MAN-MADE, voici le titre emprunté à la revue Life, qui s’exprimait en ces termes au sujet du photographe Andréas Feininger “who goes to work to make his own landscape”*. Je reviens souvent vers ce texte, et plus précisément vers cette phrase qui résume selon moi le travail du faiseur. Ce qui m’intéresse c’est la création d’une image de chevet, une manipulation qu’on se donne, peut-être pour se rassurer (et je pense par exemple à la toile de Jean-Michel Basquiat intitulée Gri-Gri). L’image créée, la forme mise au monde devient un talisman, avec une aura protectrice (in)faillible.

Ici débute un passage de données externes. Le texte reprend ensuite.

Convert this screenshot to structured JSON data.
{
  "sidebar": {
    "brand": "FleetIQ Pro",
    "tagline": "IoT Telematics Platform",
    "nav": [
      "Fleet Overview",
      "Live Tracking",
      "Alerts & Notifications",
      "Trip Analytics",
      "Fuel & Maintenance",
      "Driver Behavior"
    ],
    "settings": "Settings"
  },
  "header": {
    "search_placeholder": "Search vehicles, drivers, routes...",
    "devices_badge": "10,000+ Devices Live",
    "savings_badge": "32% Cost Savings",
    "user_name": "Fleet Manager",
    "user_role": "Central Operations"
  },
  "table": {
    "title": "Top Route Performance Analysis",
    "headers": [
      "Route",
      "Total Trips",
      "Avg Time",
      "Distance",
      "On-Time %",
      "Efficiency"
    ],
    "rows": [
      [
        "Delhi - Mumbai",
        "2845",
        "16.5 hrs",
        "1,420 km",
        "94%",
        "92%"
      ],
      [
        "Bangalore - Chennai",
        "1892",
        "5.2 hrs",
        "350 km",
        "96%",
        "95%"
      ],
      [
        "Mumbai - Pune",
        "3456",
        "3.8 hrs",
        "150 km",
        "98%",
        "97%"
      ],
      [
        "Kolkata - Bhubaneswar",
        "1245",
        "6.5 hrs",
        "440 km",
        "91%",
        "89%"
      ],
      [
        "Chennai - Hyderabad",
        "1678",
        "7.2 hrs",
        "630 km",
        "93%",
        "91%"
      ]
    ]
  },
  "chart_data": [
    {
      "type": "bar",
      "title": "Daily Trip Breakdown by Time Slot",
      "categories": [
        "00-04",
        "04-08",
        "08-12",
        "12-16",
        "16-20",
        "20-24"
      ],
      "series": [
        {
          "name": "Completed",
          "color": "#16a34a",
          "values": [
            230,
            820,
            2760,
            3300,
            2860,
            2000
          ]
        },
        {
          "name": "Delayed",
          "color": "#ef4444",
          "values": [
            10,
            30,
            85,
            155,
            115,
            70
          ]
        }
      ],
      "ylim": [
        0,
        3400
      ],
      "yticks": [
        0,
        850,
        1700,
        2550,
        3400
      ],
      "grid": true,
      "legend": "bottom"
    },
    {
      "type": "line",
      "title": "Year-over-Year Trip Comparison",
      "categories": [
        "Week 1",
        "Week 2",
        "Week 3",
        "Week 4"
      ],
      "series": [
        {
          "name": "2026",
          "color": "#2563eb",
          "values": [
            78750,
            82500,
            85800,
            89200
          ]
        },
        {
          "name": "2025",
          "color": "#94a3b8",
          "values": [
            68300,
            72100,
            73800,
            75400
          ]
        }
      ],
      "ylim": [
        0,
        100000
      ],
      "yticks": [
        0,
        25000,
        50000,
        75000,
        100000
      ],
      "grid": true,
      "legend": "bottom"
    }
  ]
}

MAN-MADE se base donc sur l’intervention, quelle que soit la forme retenue. Ou peut-être, pour être plus précis, sur le passage décisif de l’observation à l’intervention. La mesure de MAN-MADE, c’est ce passage. Ce passage à l’acte prend forme avec les masses fragmentées mais néanmoins recomposées de Marion Verboom, qui, vigies organiques, se positionnent dans l’horizon et créent un dialogue avec la peinture Elzevir faite de lignes parasitées masquant les points de fuite. Raphaël Barontini intervient dans cet espace via des mirages solides, vues hallucinées, demi-rêvées qui strient la rétine. Les peintures de Mireille Blanc, constellation triviale, se placent dans la trajectoire en tant que réminiscences du quotidien, breloques et fétiches collectionnés. Dans cette perspective, Constance Nouvel prend possession des leurres de notre quotidien, les cisaille et fait ployer son support. Non loin, Chloé Dugit-Gros construit une amulette géante, objet de confiance, le bien-nommé Talisman. C’est Catalina Niculescu qui clôt ce vagabondage et offre au voyageur un repère, une aide : le Modulor, outil précieux mis au point par Le Corbusier.
Tous ces artistes prennent à bras le corps les constats, les sélectionnent et les tordent pour les faire entrer dans leur schéma, parti pris d’une mainmise sur le tangible. MAN-MADE est un horizon double, né de la solidité de l’objet ou de la vapeur des songes. Ou l’inverse.